C’est pourquoi je crois qu’il faut dès maintenant cesser de promouvoir le vote stratégique. Le débat souverainiste-fédéraliste sera encore à l’avant-plan? Soit! Mais cette fois, changeons de stratégie: laissons tout le reste du Québec se chicaner sur le référendum, et soyons des irréductibles Gaulois en élisant des députés conservateurs!
Si nous pouvons amener 5 à 10 députés conservateurs à l’Assemblée nationale du Québec, nous pouvons faire la différence. C’est d’ailleurs la seule manière de recadrer le débat sur l’axe gauche-droite, par le champ gauche.

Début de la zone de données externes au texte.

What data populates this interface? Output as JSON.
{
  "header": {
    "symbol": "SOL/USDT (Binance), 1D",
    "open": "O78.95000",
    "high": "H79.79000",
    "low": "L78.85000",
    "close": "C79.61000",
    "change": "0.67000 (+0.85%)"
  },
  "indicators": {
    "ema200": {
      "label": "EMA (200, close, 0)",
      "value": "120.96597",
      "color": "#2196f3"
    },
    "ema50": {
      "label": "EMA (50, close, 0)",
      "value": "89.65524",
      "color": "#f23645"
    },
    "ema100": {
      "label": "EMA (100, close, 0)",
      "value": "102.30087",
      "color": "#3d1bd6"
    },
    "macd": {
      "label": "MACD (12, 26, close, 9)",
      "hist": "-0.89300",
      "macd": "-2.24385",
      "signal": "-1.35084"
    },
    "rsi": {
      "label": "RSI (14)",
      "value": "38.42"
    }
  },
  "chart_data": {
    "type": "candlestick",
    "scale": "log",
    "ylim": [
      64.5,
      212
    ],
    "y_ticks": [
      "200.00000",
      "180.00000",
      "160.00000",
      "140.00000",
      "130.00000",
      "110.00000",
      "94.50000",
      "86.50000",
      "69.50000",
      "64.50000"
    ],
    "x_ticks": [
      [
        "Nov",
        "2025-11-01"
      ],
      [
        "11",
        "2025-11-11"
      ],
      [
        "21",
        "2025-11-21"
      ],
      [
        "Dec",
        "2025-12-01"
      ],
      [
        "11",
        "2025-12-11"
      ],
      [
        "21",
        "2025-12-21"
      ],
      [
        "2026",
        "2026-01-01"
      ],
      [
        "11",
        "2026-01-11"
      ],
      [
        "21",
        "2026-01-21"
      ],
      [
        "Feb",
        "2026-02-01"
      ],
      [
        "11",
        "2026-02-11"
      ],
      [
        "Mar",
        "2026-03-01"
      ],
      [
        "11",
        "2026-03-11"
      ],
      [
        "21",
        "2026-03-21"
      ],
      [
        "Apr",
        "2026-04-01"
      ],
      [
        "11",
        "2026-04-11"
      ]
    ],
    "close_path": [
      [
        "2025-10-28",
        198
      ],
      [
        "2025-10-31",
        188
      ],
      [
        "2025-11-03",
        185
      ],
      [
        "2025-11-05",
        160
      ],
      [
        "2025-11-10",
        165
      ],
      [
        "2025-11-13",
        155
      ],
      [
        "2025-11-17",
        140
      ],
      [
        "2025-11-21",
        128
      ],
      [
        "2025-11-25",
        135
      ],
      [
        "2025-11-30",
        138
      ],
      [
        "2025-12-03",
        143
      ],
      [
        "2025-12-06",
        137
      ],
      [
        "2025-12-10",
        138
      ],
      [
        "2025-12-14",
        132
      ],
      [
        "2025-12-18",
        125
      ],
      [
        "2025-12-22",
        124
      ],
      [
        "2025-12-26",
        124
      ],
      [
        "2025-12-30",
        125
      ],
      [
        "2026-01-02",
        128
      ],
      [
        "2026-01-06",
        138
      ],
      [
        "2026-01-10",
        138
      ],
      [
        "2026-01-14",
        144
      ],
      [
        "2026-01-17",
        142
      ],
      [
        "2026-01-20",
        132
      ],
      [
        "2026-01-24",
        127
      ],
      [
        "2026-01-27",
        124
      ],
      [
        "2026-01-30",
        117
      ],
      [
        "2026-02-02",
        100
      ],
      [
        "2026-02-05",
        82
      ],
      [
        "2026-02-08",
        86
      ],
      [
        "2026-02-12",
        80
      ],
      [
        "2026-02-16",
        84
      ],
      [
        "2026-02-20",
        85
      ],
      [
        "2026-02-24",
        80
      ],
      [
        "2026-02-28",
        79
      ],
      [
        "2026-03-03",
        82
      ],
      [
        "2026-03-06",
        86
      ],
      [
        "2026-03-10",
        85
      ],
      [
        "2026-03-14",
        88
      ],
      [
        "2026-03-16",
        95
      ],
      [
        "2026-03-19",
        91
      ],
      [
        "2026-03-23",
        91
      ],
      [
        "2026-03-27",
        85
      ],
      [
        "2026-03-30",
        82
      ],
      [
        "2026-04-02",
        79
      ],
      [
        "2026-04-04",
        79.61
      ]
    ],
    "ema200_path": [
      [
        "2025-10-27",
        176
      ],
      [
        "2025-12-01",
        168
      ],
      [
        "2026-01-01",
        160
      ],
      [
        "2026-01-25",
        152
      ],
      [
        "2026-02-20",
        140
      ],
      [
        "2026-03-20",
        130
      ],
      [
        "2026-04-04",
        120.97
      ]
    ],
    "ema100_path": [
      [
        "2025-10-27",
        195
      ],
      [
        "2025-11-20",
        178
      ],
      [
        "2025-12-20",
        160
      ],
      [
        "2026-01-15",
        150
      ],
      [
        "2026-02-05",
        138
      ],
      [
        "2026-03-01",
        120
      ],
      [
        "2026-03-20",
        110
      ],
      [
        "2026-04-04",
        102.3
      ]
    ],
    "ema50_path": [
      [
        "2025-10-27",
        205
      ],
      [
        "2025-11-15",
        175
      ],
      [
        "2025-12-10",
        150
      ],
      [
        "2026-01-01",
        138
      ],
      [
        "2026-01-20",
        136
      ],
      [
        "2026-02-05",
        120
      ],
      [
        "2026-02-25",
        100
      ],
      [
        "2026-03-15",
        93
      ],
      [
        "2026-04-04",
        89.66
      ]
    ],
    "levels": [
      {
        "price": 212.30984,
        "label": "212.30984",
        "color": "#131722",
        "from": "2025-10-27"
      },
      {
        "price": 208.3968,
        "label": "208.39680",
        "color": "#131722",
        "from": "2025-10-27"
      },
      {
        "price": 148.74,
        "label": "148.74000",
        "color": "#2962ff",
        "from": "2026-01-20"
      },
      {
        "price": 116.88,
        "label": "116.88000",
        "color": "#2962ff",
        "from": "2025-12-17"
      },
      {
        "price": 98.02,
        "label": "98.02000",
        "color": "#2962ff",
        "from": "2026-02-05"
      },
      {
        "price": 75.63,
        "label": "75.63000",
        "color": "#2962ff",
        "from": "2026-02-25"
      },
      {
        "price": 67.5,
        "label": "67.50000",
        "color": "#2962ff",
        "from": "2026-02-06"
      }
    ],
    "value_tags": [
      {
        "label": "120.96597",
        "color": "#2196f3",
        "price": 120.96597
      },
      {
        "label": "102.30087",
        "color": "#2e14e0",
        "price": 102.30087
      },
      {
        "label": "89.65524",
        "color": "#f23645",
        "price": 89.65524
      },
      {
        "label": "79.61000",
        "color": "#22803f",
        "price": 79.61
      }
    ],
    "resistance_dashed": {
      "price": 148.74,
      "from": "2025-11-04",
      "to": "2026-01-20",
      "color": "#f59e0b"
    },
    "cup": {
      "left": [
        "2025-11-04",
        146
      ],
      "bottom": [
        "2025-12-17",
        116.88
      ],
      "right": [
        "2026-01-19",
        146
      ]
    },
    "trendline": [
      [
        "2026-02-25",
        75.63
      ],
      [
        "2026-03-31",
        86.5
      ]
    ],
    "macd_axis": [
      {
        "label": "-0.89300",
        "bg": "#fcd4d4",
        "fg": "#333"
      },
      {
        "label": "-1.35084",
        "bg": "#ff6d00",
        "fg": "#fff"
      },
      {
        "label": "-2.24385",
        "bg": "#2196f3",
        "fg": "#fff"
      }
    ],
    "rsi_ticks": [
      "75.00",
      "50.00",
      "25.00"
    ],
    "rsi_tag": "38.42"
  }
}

Je le répète: le Parti libéral du Québec a le monopole du pouvoir et peut faire ce qu’il veut, c’est pourquoi la seule manière de freiner ses ardeurs, particulièrement ses politiques vertes, est que des conservateurs lui chauffent les fesses. En 2018, votons selon nos convictions!
Si 5 à 10 députés conservateurs réduisent Philippe Couillard à un gouvernement minoritaire, il n’aura plus la marge de manoeuvre qu’il a présentement.
Si 5 à 10 députés conservateurs font élire Pierre Karl Péladeau à la tête d’un gouvernement péquiste minoritaire, il n’aura aucune marge de manoeuvre référendaire et n’aura pas le choix de recentrer son parti, qui est trop à gauche, car le Parti conservateur du Québec aura fort probablement la balance du pouvoir.
Je suis conservatrice, fière de l’être, et je m’assume pleinement. Je vise l’Assemblée nationale, comme députée conservatrice, je suis prête à faire le travail qu’a fait Robert Libman il y a un quart de siècle, et cela aux côtés de M. Pouliot. Merci de nous donner une chance et de parler plus de nous dans les prochains mois et les prochaines années!